Countries acknowledge the treaty as weak

Dec 23, 2009 08:41 GMT  ·  By

The new draft proposal on global warming that was adopted at the 2009 UN Climate Summit in Copenhagen last week is now generally being acknowledged as weak. Countries say that the direct body of pieces of evidence to support immediate actions is mounting as more and more scientific studies come out, and that the general public is for such measures to be taken. However, governments do not appear to be respecting the will of their respective peoples. This was also made apparent by the small sums of money rich nations promised poorer ones, in order to help them mitigate the effects of climate change.

The multilateral political agreement that was signed last week is a non-binding framework for reducing emissions and pollution. Countries that wish to do so can join, but they will not be forced by international law to do anything. The United States, China, India, Brazil and South Africa are the main states behind the new Copenhagen accord, and US President, Barack Obama, even dared call the agreement “meaningful and unprecedented.” What's so meaningful about a document that sets no clear guidelines for emission reductions, and provides little support for the developing world is anyone's guess, analysts say, quoted by Nature News.

In the new document, reduction targets that have already been made public on record will be surveyed. This means that certain countries will just have the terrible, difficult task of sticking to the goals they themselves set for their economies. Experts rightfully pointed out that the document basically didn't force anyone to do anything. Under the new guidelines, recent computer models have shown, the global temperature will increase by around 3.9 degrees Celsius by 2100. According to the Intergovernmental Panel on Climate Change (IPCC), temperature rise needs to be kept under two degrees Celsius over the next 90 years, in order to avoid disastrous consequences to the environment.

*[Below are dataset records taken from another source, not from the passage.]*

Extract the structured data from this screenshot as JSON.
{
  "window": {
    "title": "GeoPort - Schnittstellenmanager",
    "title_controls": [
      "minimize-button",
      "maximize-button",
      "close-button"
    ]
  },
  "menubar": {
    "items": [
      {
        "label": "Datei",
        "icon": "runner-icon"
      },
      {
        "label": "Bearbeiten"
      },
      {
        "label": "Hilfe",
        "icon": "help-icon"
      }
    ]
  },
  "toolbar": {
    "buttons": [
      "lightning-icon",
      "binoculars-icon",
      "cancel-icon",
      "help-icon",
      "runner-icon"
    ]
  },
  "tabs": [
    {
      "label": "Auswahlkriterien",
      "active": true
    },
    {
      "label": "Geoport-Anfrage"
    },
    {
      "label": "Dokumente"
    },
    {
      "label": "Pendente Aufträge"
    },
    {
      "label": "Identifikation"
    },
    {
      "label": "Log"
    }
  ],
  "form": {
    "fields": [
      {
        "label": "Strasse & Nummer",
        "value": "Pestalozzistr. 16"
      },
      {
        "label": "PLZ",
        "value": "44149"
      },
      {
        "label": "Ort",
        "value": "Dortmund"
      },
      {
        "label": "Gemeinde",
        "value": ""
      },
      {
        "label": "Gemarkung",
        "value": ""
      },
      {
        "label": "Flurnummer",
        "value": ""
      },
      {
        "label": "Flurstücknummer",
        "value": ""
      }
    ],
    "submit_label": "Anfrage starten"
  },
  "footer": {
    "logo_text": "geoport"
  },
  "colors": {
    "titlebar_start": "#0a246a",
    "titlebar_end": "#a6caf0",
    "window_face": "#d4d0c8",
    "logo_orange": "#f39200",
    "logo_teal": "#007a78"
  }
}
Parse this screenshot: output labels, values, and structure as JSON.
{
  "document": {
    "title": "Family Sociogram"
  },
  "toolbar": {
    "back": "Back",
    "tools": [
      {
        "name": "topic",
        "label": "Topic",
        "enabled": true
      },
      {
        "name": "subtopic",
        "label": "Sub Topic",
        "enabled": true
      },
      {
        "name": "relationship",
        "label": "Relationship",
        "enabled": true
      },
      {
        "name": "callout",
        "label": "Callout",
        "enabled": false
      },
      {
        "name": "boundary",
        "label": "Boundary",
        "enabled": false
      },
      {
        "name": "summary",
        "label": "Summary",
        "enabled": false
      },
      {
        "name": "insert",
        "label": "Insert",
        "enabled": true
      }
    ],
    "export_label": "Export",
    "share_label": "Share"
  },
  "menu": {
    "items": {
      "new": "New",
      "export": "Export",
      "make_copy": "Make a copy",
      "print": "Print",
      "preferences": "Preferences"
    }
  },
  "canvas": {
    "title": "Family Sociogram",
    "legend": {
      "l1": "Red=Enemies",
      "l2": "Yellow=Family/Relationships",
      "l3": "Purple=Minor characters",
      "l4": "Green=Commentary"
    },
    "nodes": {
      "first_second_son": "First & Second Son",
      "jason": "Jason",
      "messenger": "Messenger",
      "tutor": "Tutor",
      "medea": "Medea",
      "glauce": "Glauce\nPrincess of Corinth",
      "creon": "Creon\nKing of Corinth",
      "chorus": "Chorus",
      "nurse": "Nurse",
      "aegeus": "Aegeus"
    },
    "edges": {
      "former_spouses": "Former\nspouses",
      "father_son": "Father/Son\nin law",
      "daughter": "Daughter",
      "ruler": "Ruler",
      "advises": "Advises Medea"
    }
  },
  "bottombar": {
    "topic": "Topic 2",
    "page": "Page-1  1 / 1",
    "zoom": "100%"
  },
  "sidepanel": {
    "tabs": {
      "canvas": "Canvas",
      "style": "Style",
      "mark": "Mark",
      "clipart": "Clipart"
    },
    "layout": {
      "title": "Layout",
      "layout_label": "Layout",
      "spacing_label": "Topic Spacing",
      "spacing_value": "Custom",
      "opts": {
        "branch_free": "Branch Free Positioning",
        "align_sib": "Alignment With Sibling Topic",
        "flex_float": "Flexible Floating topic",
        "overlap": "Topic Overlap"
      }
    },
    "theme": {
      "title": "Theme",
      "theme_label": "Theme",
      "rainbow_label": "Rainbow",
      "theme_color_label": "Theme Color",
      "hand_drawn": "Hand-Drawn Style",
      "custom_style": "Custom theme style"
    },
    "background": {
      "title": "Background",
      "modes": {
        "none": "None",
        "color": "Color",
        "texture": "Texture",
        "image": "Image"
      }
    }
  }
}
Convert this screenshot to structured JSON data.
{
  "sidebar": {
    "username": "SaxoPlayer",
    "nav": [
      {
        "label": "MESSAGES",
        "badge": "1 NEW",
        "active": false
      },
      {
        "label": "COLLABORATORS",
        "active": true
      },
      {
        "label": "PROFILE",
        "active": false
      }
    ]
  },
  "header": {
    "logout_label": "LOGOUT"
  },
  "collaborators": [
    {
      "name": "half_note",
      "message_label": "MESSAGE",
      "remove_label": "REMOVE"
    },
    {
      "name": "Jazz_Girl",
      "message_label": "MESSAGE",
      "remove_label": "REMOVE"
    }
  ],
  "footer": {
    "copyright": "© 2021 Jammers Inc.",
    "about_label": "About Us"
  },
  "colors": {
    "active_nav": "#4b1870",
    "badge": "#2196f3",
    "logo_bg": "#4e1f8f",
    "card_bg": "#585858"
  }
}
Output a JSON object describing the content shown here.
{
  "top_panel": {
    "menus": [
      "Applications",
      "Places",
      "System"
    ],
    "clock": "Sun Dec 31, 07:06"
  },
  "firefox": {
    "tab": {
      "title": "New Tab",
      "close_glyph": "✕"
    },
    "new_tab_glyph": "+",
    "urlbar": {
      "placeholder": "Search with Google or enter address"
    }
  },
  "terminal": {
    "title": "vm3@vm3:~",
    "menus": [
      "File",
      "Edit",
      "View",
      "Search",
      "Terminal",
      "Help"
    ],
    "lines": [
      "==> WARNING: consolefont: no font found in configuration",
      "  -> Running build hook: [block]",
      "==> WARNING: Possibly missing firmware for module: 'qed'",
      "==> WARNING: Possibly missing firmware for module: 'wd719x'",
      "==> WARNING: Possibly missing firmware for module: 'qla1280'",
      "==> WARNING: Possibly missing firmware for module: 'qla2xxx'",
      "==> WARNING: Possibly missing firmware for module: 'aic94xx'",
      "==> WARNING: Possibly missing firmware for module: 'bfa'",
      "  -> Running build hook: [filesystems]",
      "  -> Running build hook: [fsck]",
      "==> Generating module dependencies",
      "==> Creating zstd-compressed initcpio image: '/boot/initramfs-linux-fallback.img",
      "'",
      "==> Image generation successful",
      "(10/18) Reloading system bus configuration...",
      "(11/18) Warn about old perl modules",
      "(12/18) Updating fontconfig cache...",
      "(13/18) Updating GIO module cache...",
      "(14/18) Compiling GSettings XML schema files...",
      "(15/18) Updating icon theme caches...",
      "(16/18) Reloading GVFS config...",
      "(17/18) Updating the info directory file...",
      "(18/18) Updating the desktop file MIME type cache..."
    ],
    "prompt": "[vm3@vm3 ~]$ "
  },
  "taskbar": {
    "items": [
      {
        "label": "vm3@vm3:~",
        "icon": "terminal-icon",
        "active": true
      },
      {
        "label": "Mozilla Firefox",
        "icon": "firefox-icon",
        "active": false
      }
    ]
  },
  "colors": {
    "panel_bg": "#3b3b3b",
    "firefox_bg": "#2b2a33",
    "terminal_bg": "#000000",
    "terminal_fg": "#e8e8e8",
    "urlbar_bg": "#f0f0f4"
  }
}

Even with the new agreement, it remains a major goal of the UN to draft out a successor to the 1997 Kyoto Protocol, which will also include developed countries such as the United States. The nation has never ratified the Protocol, and was therefore not forced to comply with it. Developing nations are pushing for this treaty to be augmented, whereas most of the developed world wants to create a new treaty. Future UN summits remain to create a new proposal, but it seems unlikely that a deal will be hammered out in time until the Protocol ends its legal effects, in 2012.